Communications & Public Affairs
Feb. 15, 2022

FOR IMMEDIATE RELEASE:
Contact: Rep. Monroe Nichols
(405) 557-7391 monroe.nichols@okhouse.gov

CORRECTION: This column was corrected to reflect the proper spelling of Ada Lois Sipuel Fisher.

COLUMN: Black History Month Is Full of Reflection and Promise

By Rep. Monroe Nichols, D-Tulsa

There has never been a more crucial time to remember Black History is American History.

For me, Black History Month has always been a time of reflection that brings out my pride as a Black man and deepens my resolve as an American and an Oklahoman.

For as long as we’ve been a country, the issue of race has been connected to our politics. Oftentimes, what is lost in contemporary political debates is the true story of Black Americans and why the road traveled is the greatest American story ever told – why it should always be told.

For me, American greatness is not so much found in who we’ve been or even who we are, which both provide important context for our story, but American greatness has always been best captured in who we strive and continue to fight to be.

We are a people working to push that heavy boulder up a steep hill of progress, and that boulder has always been the heaviest to move for Black Americans.

Oklahoma is central to the Black experience. In the words of E.P. McCade, “What will you be if you stay in the South? Slaves liable to be killed at any time, and never treated right. But if you come to Oklahoma, you have equal chances with the white man, free and independent,” like so many, Blacks escaping the racism of the American South, came to Oklahoma. Oklahoma was the promised land.

A debate about carving out a Black state in Oklahoma once reached the halls of Congress and the White House. Oklahoma of course did not become a Black state, and directly after statehood, Jim Crow Laws were passed to prevent the prosperity of Blacks in Oklahoma.

Blacks, surely deterred but not defeated, built towns across Oklahoma, and in my hometown, built the single greatest district of Black wealth in American History – Tulsa’s Greenwood District. However, in 1921, Greenwood was burned to the ground in an act of unspeakable racial violence, and killed more than 300 Oklahomans.

Like the story of Greenwood and Black towns across the state, Black Oklahomans have always been at the forefront of the fight for equal rights. Before Brown v. Board of Education of Topeka (1954), there was Ada Lois Sipuel Fisher’s fight in Sipuel v. Board of Regents of the University of Oklahoma (1948) and George W. McLaurin’s fight in McLaurin v. Oklahoma State Regents (1950).

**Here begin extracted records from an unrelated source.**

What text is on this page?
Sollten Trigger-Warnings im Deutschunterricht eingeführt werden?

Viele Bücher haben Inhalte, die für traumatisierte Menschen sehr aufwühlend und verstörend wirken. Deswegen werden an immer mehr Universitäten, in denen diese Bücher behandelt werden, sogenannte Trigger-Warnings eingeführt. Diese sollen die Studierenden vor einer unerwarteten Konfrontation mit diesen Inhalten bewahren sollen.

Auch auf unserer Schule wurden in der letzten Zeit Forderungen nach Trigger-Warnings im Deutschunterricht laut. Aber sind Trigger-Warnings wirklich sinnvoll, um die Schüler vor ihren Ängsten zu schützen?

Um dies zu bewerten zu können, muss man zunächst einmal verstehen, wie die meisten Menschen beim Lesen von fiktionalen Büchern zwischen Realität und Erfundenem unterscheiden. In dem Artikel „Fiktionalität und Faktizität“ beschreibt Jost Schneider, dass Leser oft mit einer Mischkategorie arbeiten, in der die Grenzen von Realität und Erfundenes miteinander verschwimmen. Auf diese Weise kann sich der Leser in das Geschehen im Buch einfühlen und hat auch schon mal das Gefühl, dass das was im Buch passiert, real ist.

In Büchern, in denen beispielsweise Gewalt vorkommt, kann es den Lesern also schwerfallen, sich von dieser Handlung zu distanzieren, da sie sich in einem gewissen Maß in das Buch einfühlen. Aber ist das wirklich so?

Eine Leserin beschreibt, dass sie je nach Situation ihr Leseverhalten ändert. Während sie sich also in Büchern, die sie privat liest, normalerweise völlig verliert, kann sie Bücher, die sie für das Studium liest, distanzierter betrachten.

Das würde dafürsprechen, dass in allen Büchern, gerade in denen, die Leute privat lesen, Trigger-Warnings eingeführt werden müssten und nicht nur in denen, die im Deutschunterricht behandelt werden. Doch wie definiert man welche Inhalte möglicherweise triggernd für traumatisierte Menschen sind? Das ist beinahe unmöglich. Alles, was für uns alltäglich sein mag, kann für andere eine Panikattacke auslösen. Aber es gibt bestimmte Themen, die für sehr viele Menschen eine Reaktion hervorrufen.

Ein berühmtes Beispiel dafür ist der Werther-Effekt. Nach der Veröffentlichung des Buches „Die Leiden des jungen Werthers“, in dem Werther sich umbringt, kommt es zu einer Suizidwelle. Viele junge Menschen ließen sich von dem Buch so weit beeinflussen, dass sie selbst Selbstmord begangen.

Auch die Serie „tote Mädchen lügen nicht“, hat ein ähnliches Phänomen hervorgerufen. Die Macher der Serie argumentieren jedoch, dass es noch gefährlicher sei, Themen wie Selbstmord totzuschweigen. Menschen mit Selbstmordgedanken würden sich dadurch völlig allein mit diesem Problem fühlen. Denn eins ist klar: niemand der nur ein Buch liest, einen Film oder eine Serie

Before the sit-ins at the Woolworth lunch counter, which are largely credited with launching the sit-in movement across America in 1960, Oklahoma’s own Clara Luper led a group of students to sit in at Oklahoma City’s Katz drugstore in 1958 to challenge the very same laws that were crafted at statehood.

Black Americans have always been in a fight for the soul of America, and Black Oklahomans have been the heartbeat of that fight. It is impossible to truly love America and not take pride, regardless of your race, in the contributions to Black Americans.

The movement for equal rights is what has set America apart from any other country in the world. Oklahomans should have a special pride.

We are all part of a shared legacy, a dream captured in the words of Langston Hughes:

O, let America be America again—

The land that never has been yet—

And yet must be—the land where every man is free.

The land that’s mine—the poor man’s, Indian’s, Negro’s, ME—

Who made America,

Whose sweat and blood, whose faith and pain,

Whose hand at the foundry, whose plow in the rain,

Must bring back our mighty dream again.

Black History month is perhaps the greatest reminder that the dream of what our country can be is always a dream worth fighting for. Our history serves not as a source of blame but a collective call for America to be what we always promised it would be. Happy Black History Month, Oklahoma!